Saat menetap di Angke, pementasan Miss Tjitjih selalu ramai penonton, sampai-sampai bioskop di dekatnya kalah bersaing dan gulung tikar. Sayangnya, perjuangan Sandiwara Sunda Miss Tjitjih tak hanya berhenti di situ. Pada tahun 80’an, kesuksesan Kelompok Sandiwara Sunda Miss Tjitjih kembali harus terhenti karena relokasi stasiun kereta api Angke rute Jakarta-Tangerang. Pada tahun 1987, pemerintah akhirnya membuatkan gedung untuk Kelompok Sandiwara Sunda Miss Tjitjih di daerah Cempaka Putih.
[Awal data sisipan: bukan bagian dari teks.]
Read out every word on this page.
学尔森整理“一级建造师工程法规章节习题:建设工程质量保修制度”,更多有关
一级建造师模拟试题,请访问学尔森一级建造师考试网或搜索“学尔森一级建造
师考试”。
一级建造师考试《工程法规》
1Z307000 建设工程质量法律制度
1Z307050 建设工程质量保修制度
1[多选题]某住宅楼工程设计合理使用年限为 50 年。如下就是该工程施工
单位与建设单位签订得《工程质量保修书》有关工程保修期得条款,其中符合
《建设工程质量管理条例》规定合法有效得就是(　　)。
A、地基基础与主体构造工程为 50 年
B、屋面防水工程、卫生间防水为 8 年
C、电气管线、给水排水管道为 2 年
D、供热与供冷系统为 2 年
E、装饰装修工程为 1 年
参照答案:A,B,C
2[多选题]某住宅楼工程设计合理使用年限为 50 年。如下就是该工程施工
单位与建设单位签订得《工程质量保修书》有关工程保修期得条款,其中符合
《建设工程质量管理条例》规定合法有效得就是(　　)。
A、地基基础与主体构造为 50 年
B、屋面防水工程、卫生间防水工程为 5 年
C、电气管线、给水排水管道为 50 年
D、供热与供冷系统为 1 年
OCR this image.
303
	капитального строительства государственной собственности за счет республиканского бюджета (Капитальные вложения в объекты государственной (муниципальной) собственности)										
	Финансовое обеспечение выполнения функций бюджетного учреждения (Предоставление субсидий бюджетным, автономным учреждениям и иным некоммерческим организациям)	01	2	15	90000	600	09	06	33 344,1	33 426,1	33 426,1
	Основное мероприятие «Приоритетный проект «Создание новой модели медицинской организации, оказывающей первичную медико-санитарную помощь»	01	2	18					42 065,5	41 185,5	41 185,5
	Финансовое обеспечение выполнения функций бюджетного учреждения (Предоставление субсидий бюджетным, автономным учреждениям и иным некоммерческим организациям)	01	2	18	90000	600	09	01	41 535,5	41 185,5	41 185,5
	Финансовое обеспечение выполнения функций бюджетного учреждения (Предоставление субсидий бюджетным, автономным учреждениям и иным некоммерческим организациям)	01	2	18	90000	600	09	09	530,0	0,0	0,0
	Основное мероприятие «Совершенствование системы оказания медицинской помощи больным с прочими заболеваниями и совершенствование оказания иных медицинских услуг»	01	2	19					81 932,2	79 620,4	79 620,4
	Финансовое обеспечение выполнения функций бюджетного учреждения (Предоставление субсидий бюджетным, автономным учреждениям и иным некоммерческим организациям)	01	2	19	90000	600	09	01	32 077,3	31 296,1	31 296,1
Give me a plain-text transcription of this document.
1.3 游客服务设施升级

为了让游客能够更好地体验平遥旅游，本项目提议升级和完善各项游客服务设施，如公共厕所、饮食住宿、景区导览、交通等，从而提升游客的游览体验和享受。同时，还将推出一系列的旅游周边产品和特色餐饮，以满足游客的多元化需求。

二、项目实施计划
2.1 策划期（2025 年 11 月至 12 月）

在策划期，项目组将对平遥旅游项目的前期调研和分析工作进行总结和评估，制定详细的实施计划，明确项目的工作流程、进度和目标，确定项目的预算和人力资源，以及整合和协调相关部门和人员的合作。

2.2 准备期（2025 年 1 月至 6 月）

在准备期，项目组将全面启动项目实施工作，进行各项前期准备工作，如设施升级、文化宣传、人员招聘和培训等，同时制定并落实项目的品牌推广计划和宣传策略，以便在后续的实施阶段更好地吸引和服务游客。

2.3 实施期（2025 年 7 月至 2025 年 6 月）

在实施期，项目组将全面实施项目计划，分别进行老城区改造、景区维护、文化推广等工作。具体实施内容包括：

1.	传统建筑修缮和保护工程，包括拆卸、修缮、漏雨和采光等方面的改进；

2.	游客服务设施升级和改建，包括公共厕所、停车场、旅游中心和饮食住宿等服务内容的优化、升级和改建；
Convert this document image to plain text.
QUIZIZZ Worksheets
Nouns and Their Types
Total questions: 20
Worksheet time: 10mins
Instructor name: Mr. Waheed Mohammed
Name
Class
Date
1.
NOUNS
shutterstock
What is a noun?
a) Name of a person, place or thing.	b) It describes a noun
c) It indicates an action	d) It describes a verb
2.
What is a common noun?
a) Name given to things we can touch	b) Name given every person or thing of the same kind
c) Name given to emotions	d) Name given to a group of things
Pasca pindah gedung, kondisi komunitas sandiwara tak lantas kunjung membaik. Pementasan di gedung baru ini hanya ramai pada beberapa bulan pertama. Lokasi gedung yang tak strategis (sedikit masuk ke dalam gang kecil) dan minimnya domisili masyarakat Sunda di sekitar gedung menjadi faktor utama sepinya pementasan. Ditambah lagi, tahun 1997 Gedung Kesenian Miss Tjitjih terbakar habis akibat api yang merambat dari rumah warga sebelahnya, sehingga gedung harus dibangun ulang. Setelahnya, pementasan Miss Tjitjih tetap berjalan walau sepi penonton. Hampir tiap pementasan jumlah tiket yang terjual kurang dari 50, bahkan tak sampai 10 tiket. Harga satu tiket adalah Rp 10.000 dan kebanyakan penonton adalah anak-anak SD-SMP.
Seakan-akan nasibnya masih kurang sendu, pada awal tahun 2017, pemerintah secara tiba-tiba menghentikan bantuan dana untuk Miss Tjitjih tanpa memberi pemberitahuan maupun penjelasan. Akibatnya, anggota sandiwara kembali dirundung bingung karena tak dapat mengadakan pementasan.
Melihat segala upaya dan kegigihan Sandiwara Sunda Miss Tjitjih, pada tanggal 25-26 April 2017, Dewan Kesenian Jakarta kemudian memfasilitasi kelompok tersebut untuk merayarakan hari jadinya yang ke-89 di Graha Bhakti Budaya, dengan harapan banyak warga dapat makin mengenal Miss Tjitjih. Rangkaian acara bertajuk 89 Tahun Sandiwara Sunda Miss Tjitjih tersebut terdiri dari Pameran Arsip “Miss Tjitjih dan Modernitas”, Dialog Interaktif “Miss Tjitjih dan Budaya Sunda Masa Kini”, Pertunjukan Musik Celempungan, Dialog Interaktif “Miss Tjitjih dan Jakarta”, dan puncaknya terletak pada Pertunjukan Sandiwara “Napak Tilas Sri Panggung Miss Tjitjih”.
Pameran arsip yang disuguhkan pada acara ini cukup berbeda dari pameran arsip biasanya. Dengan pembawaan yang kontemporer dan desain yang minimalis, para periset muda membawa Miss Tjitjih semakin dekat ke masyarakat. Mulai dari arsip skenario pertunjukan, desain layar panggung, kostum hantu, hingga liputan koran Belanda yang meliput tentang Miss Tjitjih ditampilkan secara rapi. “Di pameran ini arsip ditempatkan bukan sebagai data yang pasti benar, melainkan sesuatu yang dapat dipertanyakan kembali kebenarannya,” tutur Akbar Yumni, salah satu periset.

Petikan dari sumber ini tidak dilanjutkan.